Rosenberger v. Rector & Visitors of the Univ. of Va. - 515 U.S. 819, 115 S. Ct. 2510 (1995)


A State may not exercise viewpoint discrimination, even when the limited public forum is one of its own creation. The necessities of confining a forum to the limited and legitimate purposes for which it was created may justify a State in reserving it for certain groups or for the discussion of certain topics. Once it has opened a limited forum, however, a State must respect the lawful boundaries it has itself set. A State may not exclude speech where its distinction is not reasonable in light of the purpose served by the forum, nor may it discriminate against speech on the basis of its viewpoint.


Respondent University of Virginia, a state instrumentality, authorized payments from its Student Activities Fund (SAF) to outside contractors for the printing costs of a variety of publications issued by student groups called "Contracted Independent Organizations" (CIO's). The SAF received its money from mandatory student fees and was designed to support a broad range of extracurricular student activities related to the University's educational purpose. CIO's were required to include in their dealings with third parties and in all written materials a disclaimer stating that they were independent of the University and that the University was not responsible for them.
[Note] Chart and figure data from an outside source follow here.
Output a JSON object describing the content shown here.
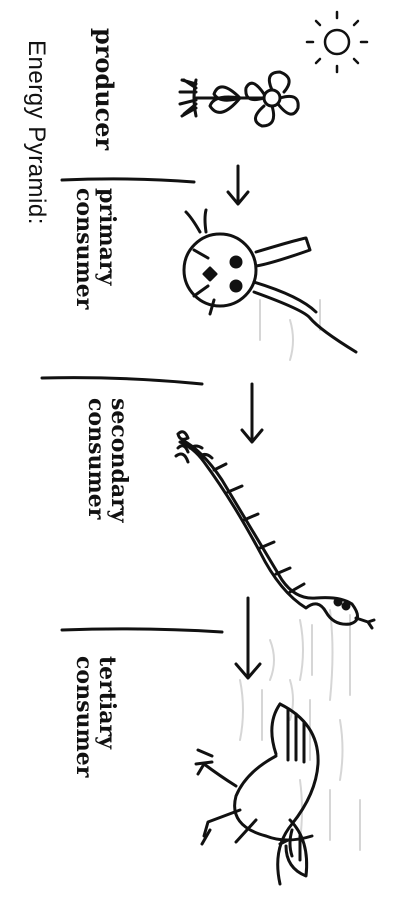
{
  "title": "Energy Pyramid:",
  "levels": [
    {
      "label_line1": "producer",
      "label_line2": ""
    },
    {
      "label_line1": "primary",
      "label_line2": "consumer"
    },
    {
      "label_line1": "secondary",
      "label_line2": "consumer"
    },
    {
      "label_line1": "tertiary",
      "label_line2": "consumer"
    }
  ],
  "colors": {
    "ink": "#111111",
    "background": "#ffffff",
    "ghost": "#cfcfcf"
  }
}
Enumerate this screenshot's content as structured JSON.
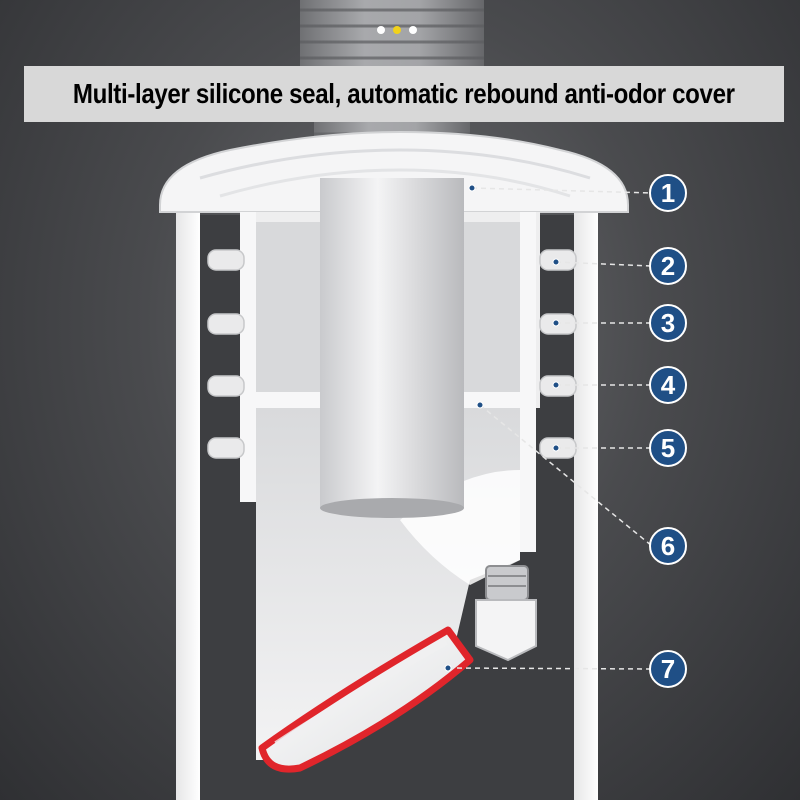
{
  "title": "Multi-layer silicone seal, automatic rebound anti-odor cover",
  "callouts": [
    {
      "number": "1"
    },
    {
      "number": "2"
    },
    {
      "number": "3"
    },
    {
      "number": "4"
    },
    {
      "number": "5"
    },
    {
      "number": "6"
    },
    {
      "number": "7"
    }
  ],
  "colors": {
    "background": "#4a4b4e",
    "banner": "#d8d8d8",
    "callout_fill": "#1f4f86",
    "callout_border": "#ffffff",
    "seal_accent": "#e0252b",
    "housing": "#f2f2f2",
    "hose": "#8e8f92",
    "indicator_led": "#f2d21b"
  }
}
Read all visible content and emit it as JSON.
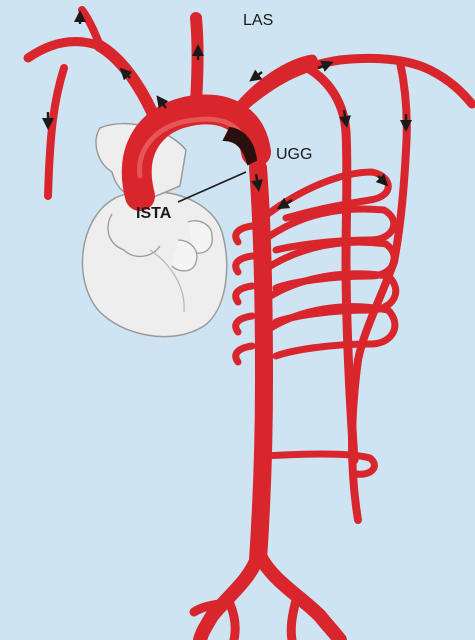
{
  "labels": {
    "las": "LAS",
    "ugg": "UGG",
    "ista": "ISTA"
  },
  "colors": {
    "background": "#cfe4f3",
    "artery": "#d8262c",
    "artery_dark": "#a8141b",
    "artery_light": "#ee6a6a",
    "heart": "#eeeeee",
    "heart_outline": "#9a9a9a",
    "arrow": "#1a1a1a",
    "stenosis": "#2a0f0f"
  },
  "icons": {
    "flow_arrow": "arrow-icon"
  }
}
The University withheld authorization for payments to a printer on behalf of CIO operated by petitioner Ronald W. Rosenberger and others named Wide Awake Productions (WAP), solely because its student newspaper, Wide Awake: A Christian Perspective at the University of Virginia, primarily promoted or manifested a particular belief in or about a deity or an ultimate reality, as prohibited by the University's SAF Guidelines. Petitioners filed a action in federal district court under 42 U.S.C.S. § 1983, alleging that the refusal to authorize payment violated their First Amendment right to freedom of speech. After the district court granted summary judgment for the University, the United States Court of Appeals for the Fourth Circuit affirmed, holding that the University's invocation of viewpoint discrimination to deny third-party payment violated the Speech Clause, but concluding that the discrimination was justified by the necessity of complying with the Establishment Clause.


Did the University's refusal to authorize payment to a third-party contractor for the printing costs of Rosenberger's student publication violate the latter's First Amendment right to freedom of speech?




The Supreme Court of the United States held that Rosenberger and others sought funding as a student journal, an enterprise supported by the SAF. Additionally, the Court held that their disbursement request was for payment to a private contractor for the printing costs of materials that were protected under the First Amendment. Thus, the Court reversed the grant of summary judgment in favor of the University because its Establishment Clause concern did not warrant denying payment to the third-party contractor.